Help! The Wolf is Coming! is a children’s board book in which the main character is a ferocious wolf. The story is aimed at younger children and allows them to interact to stop the wolf in its tracks.
Help! The Wolf is Coming! is aimed at children aged between 1 and 3 because it comes in a board format and also allows the child to physically interact with the book. The young reader is given clear instructions on what they will achieve by tilting the book, moving it and shaking the pages to stop the wolf.
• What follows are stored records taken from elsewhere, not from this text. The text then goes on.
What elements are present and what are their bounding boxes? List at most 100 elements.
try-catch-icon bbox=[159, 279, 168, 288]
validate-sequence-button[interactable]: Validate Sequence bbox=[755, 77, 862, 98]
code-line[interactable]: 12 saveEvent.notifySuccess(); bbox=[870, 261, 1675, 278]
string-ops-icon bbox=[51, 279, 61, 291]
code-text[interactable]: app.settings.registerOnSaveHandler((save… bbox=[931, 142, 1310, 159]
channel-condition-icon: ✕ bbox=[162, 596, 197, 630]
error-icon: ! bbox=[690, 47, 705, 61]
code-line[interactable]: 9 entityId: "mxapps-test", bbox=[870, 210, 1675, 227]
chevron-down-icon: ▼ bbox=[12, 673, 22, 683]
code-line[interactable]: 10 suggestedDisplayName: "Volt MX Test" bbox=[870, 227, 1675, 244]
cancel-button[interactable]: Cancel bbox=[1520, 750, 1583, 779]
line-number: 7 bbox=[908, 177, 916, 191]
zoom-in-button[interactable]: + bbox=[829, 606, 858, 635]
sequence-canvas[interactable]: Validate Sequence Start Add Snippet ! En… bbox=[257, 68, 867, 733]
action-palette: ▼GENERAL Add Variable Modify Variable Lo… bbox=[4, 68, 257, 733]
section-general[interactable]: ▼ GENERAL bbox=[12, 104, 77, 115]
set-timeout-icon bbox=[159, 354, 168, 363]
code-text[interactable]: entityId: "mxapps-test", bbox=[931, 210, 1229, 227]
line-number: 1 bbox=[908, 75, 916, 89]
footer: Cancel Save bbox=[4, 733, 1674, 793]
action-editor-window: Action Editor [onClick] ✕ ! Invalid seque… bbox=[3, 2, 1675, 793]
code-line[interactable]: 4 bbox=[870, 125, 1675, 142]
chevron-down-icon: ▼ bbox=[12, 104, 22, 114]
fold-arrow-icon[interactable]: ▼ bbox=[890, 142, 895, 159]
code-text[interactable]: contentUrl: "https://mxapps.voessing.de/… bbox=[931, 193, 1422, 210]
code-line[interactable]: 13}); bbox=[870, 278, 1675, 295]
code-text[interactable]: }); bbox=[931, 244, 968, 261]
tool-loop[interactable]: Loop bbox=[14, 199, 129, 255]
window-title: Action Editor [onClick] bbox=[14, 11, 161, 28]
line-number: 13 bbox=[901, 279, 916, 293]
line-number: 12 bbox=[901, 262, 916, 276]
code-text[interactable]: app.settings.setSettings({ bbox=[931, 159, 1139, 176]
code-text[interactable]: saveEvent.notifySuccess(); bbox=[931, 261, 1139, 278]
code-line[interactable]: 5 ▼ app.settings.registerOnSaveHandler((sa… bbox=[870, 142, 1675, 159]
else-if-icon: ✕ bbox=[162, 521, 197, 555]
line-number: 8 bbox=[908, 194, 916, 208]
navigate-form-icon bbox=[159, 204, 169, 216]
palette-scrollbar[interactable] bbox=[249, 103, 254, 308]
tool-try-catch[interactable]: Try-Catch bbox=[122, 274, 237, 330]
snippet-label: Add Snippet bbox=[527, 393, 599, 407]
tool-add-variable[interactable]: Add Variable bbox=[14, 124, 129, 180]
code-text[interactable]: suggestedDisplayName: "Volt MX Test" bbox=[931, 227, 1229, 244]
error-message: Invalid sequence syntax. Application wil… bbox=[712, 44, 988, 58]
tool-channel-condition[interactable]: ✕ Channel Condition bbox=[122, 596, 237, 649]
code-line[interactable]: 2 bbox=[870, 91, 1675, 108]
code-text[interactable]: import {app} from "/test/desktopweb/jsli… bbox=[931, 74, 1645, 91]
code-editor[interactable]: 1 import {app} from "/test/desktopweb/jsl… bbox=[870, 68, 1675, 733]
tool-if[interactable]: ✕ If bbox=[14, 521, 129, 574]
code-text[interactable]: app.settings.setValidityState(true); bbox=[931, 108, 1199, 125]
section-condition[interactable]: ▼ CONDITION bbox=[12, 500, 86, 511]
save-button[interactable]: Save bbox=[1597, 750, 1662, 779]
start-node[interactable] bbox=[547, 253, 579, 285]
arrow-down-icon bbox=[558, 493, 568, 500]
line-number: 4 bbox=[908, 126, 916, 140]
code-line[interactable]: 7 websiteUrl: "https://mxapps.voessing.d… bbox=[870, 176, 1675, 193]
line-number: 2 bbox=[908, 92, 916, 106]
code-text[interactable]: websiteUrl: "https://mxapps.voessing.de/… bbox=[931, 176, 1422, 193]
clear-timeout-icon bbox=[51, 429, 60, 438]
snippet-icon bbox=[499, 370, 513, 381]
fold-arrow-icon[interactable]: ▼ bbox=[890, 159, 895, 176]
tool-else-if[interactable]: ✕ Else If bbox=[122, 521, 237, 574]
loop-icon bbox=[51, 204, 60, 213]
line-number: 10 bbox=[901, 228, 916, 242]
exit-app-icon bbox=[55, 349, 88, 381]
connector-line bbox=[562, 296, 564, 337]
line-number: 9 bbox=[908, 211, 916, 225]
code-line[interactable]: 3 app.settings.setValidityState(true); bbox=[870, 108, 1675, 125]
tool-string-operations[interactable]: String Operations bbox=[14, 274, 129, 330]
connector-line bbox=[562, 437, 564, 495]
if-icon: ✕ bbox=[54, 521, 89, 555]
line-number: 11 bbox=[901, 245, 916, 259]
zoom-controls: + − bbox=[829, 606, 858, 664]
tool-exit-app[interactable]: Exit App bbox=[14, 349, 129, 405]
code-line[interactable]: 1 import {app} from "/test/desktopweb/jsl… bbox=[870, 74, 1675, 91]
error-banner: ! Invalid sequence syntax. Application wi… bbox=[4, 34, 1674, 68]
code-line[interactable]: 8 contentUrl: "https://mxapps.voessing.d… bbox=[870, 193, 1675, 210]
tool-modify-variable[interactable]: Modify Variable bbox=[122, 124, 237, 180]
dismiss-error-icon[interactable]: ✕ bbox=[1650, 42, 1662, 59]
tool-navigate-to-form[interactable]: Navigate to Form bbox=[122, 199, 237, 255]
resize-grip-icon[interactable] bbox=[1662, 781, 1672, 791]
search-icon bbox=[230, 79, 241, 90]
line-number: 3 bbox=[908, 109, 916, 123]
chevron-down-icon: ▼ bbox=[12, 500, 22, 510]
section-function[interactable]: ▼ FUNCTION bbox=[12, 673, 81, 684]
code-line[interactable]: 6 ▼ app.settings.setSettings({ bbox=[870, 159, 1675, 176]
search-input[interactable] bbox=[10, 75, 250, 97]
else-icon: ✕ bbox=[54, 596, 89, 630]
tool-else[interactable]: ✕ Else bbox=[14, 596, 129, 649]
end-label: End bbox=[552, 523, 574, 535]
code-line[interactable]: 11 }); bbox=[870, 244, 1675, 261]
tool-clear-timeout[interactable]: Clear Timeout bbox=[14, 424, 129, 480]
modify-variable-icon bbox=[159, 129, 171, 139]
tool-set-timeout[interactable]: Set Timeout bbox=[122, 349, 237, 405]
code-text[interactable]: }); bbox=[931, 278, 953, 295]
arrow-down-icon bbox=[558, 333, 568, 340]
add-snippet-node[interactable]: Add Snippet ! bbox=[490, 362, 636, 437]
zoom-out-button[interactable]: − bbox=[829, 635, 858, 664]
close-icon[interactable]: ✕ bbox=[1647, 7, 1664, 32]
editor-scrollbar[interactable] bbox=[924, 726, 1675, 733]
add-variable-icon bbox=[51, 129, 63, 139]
The book itself contains the answers to stop this ferocious wolf.
- Interactive: calls for the participation of the child to follow the history.
- Adaptation of a classic tale: it is one of the classic adversaries of children’s literature, the ferocious wolf from Little Red Riding Hood, but used to adapt the story and offer a different take on a classic tale.
- Board book: young children love this kind of book, which they can play with as well as read
Reading has a very important role in child development because it develops language, which is one of the main ways of developing intelligence in the child. Throughout their life it will affect their comprehension skills and will be one of the main vehicles for learning.
That’s why up to the age of 3, the ideal book is sturdy, with large images, made from fabric, vinyl or cardboard and with no more than one word per page. After 8 months you can start reading books with flaps, because the child will discover and remember the changes in the objects. It is also useful to include repeated phrases, rhymes and onomatopoeias, playing with the musical quality of language. From birth up to 6 months of age, during the first stage of the child’s life, they try to copy the sounds that they hear, but they are imitating rather than trying to reproduce what they are hearing. As they get older they will try to reproduce these sounds, to practice. From the age of one their intelligence will develop, their language will progress and they will start to understand that when words are spoken they mean something and are associated with things. After the age of two, the parent can take on a conversational role. That’s why we can also use this book to ask them what they thought about the ending and how they have played with this story.